Culture Shapes How We See Uncertainty
Risk tolerance is as diverse as the world’s cultures. Understanding how different societies assess and manage risks is pivotal for leading diverse teams, or making informed business decisions in varying markets.
A recent study comparing Canadians from European backgrounds with those from Asian (mainly Chinese) backgrounds found consistent differences. The Euro-Canadian group tended to view chance events through a linear framework, predicting that a series of similar random events would continue. That makes them vulnerable to the “hot hand fallacy.” The Asian Canadian group held the opposite belief. They expected that a series of similar random events would reverse, making them more vulnerable to the “gamblers’ fallacy.”
Different cultural lenses affect how teams assess opportunities and dangers. Leaders who recognize and integrate these perspectives improve collective judgment.
The Genetic Roots of Risk Tolerance.
Risk attitudes also have a biological component.
In 2019 a genetic study looked at more than one million individuals and identified a variety of genes associated with general risk tolerance and risky behaviours. It showed that the same variants influenced willingness to take risk across multiple dimensions. The authors emphasize that genetic factors contribute only a modest proportion of variance; social environment still plays a key role in determining how the tendency to a high or low tolerance is expressed, as does the specific context in play at the time of decision-making.
Scientists have also demonstrated that the link between these genes, and the behaviors, resides in observable differences in brain structure (for instance the amount of grey matter in a specified brain region).
Studies like these help frame how risk preference might originate not just in past experience or culture but also in underlying predispositions — which may help leaders understand teams/individuals better. They offer a bridge between biology and how people actually decide under uncertainty. Knowing there’s a neurological basis means you have additional insight when designing team processes, decision frameworks, or risk policies.

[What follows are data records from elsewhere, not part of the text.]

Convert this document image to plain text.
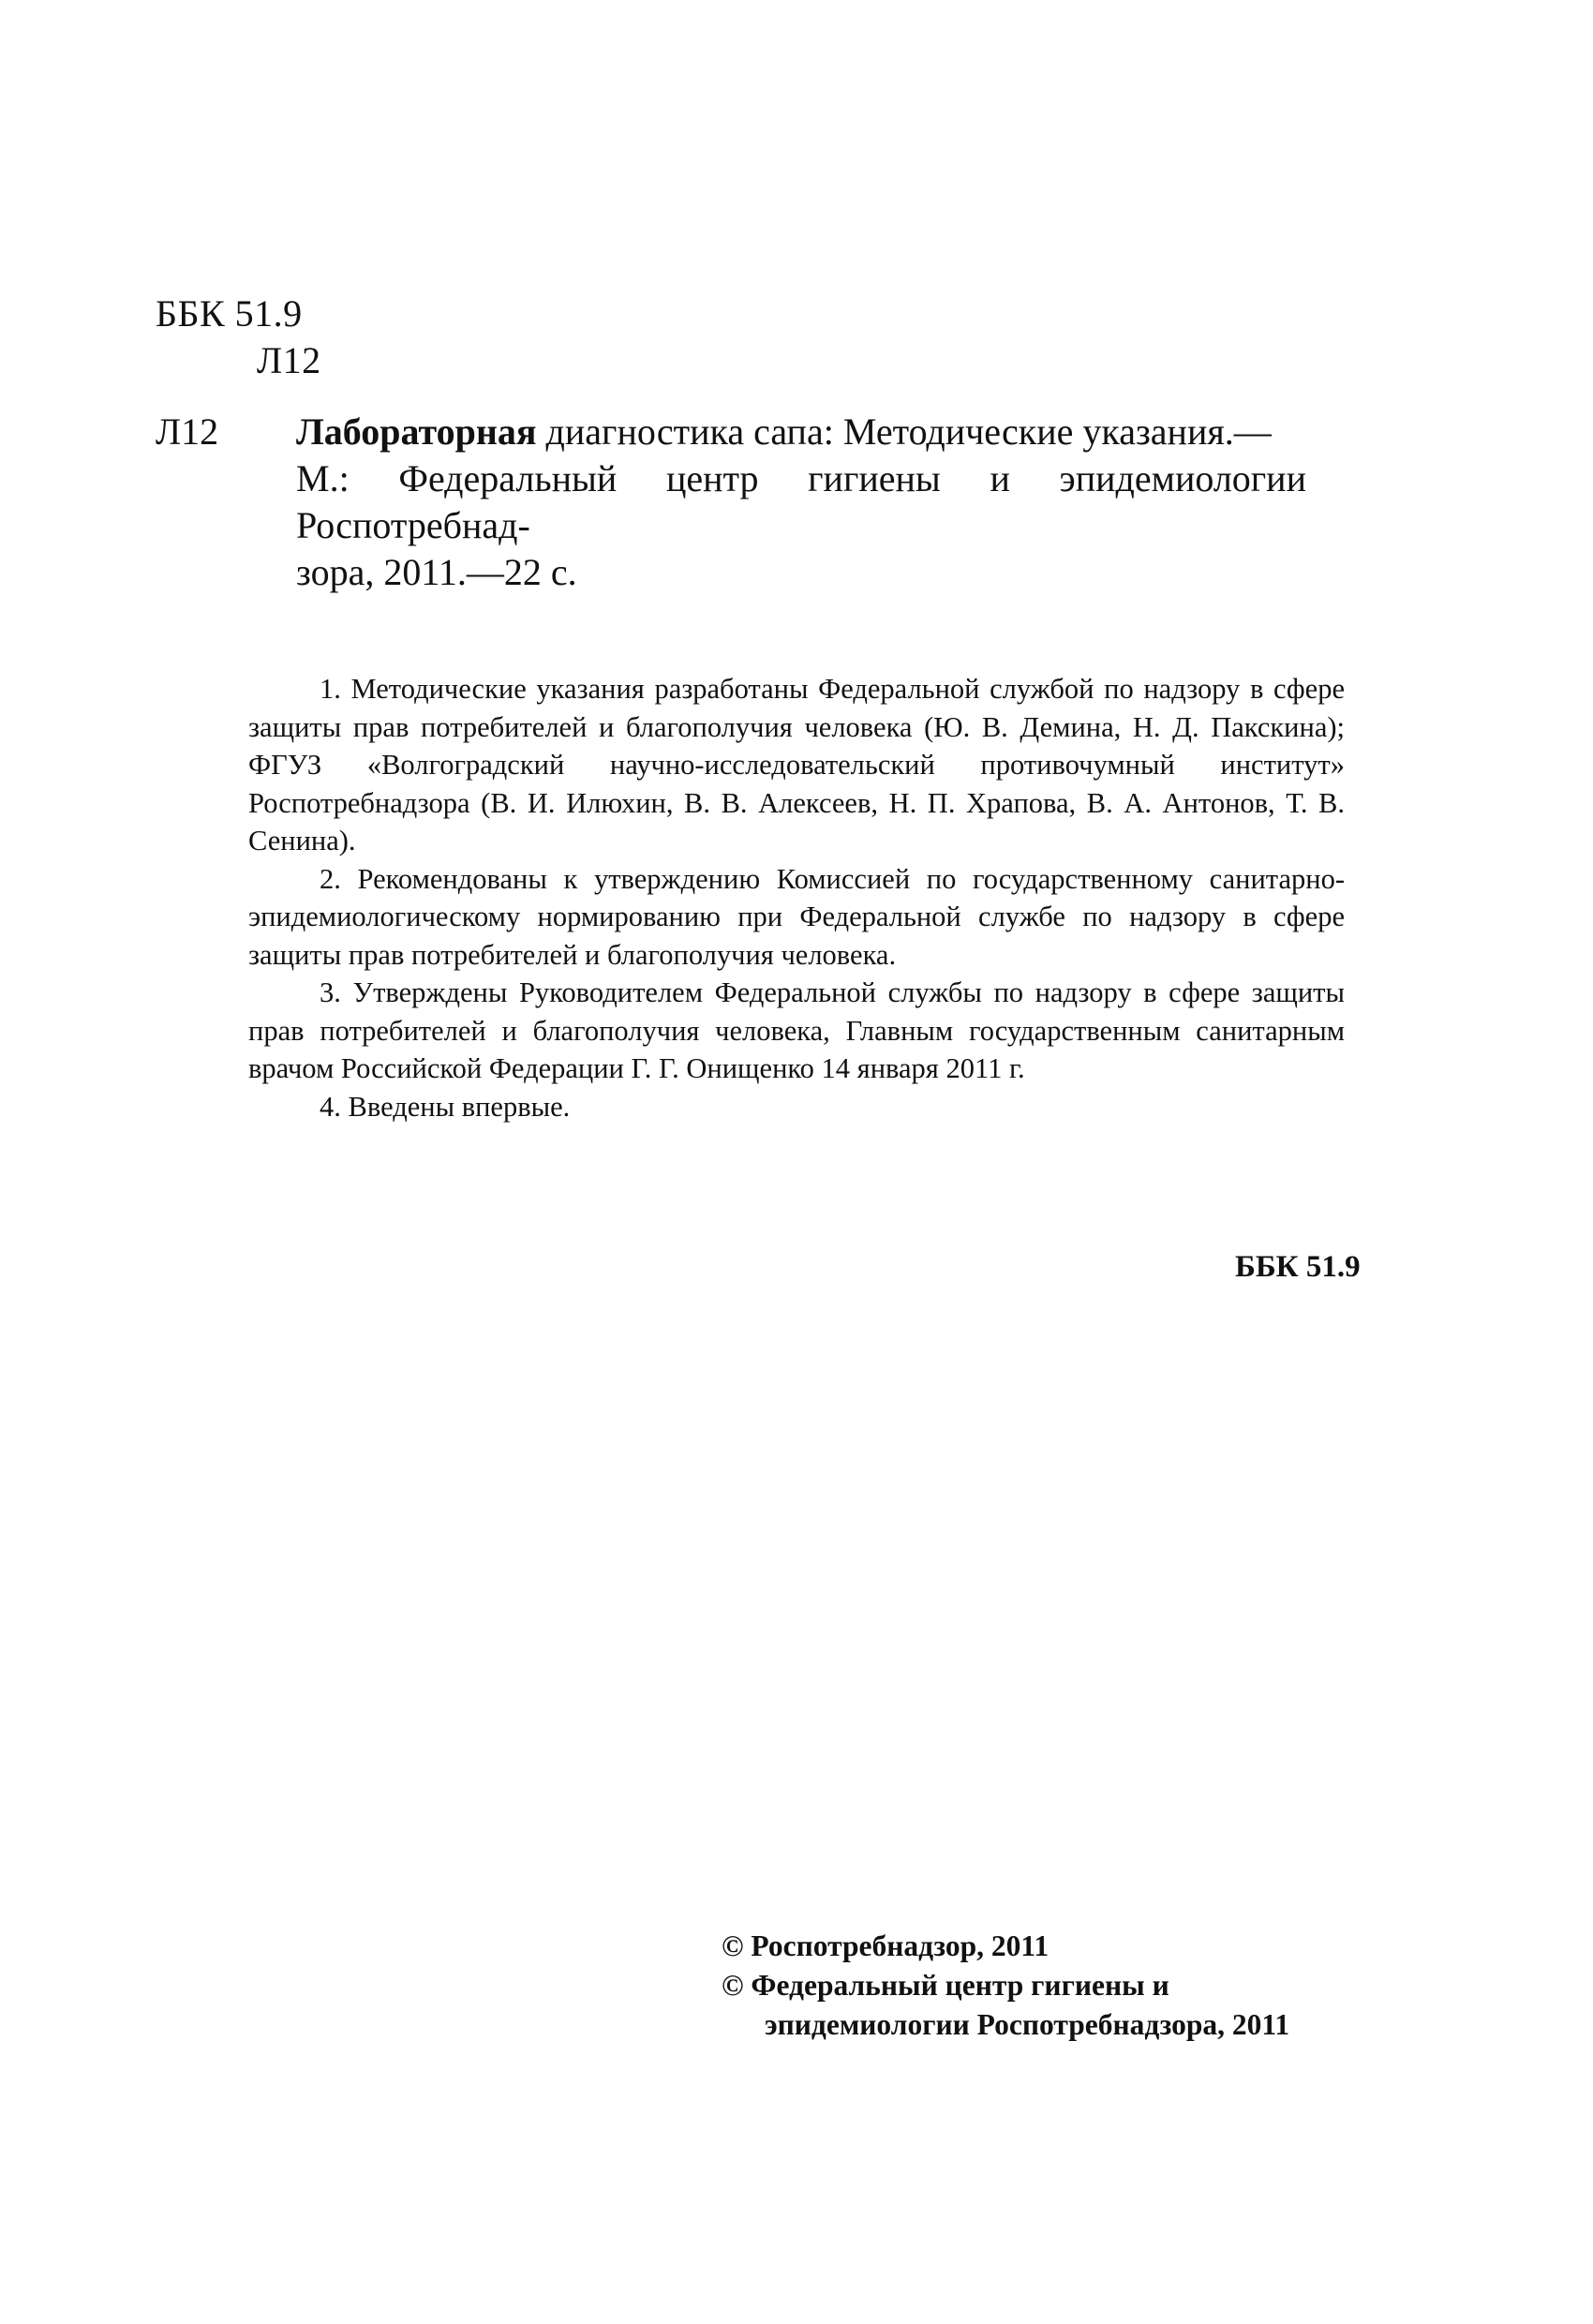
ББК 51.9
Л12
Л12 Лабораторная диагностика сапа: Методические указания.—
М.: Федеральный центр гигиены и эпидемиологии Роспотребнад-
зора, 2011.—22 с.

1. Методические указания разработаны Федеральной службой по надзору в сфере защиты прав потребителей и благополучия человека (Ю. В. Демина, Н. Д. Пакскина); ФГУЗ «Волгоградский научно-исследовательский противочумный институт» Роспотребнадзора (В. И. Илюхин, В. В. Алексеев, Н. П. Храпова, В. А. Антонов, Т. В. Сенина).

2. Рекомендованы к утверждению Комиссией по государственному санитарно-эпидемиологическому нормированию при Федеральной службе по надзору в сфере защиты прав потребителей и благополучия человека.

3. Утверждены Руководителем Федеральной службы по надзору в сфере защиты прав потребителей и благополучия человека, Главным государственным санитарным врачом Российской Федерации Г. Г. Онищенко 14 января 2011 г.

4. Введены впервые.

ББК 51.9
© Роспотребнадзор, 2011
© Федеральный центр гигиены и
эпидемиологии Роспотребнадзора, 2011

Leadership and Organizational Implications
As leaders, we need to recognize that our approach to risk is partly determined by factors not shared with others, especially when we are making decisions that have implications for others. We can’t control where our risk tolerance comes from, or simply override our team members’ instincts and experience.
Knowing that risk perception has biological, cultural, and experiential roots also means that organizations should design decision environments that balance risk perspectives. Tools such as structured dissent, scenario planning, and reflective decision frameworks can go a long way to override irrational inputs into tolerance. So can addressing those things that drive fear of failure.
Diversity of lived experience is another way to ensure that decisions on risk appetite draw on a variety of attitudes and approaches. This is particularly true of senior leadership teams or boards when dealing with risk at the corporate level.
Wise leaders understand that differences in comfort with risk come from many sources. But they are simply starting points; they are not destinies.
Sources
Aydogan, G. et al. (2021) “Genetic underpinnings of risky behaviour relate to altered neuroanatomy” Nature Human Behavior. 5 (6).
Ayton, P. et al. (2020) “The impact of life experiences on risk taking.” Journal Economic Psychology.79.
Li-Jun J. et al. (2015) “Culture and gambling fallacies.” Springerplus. 2015 Sep 17; 4:510.
Linner, K. et al. (2019) “Genome‑wide association analyses of risk tolerance and risky behaviors in over 1 million individuals identify hundreds of loci and shared genetic influences” Nature Genetics. 51.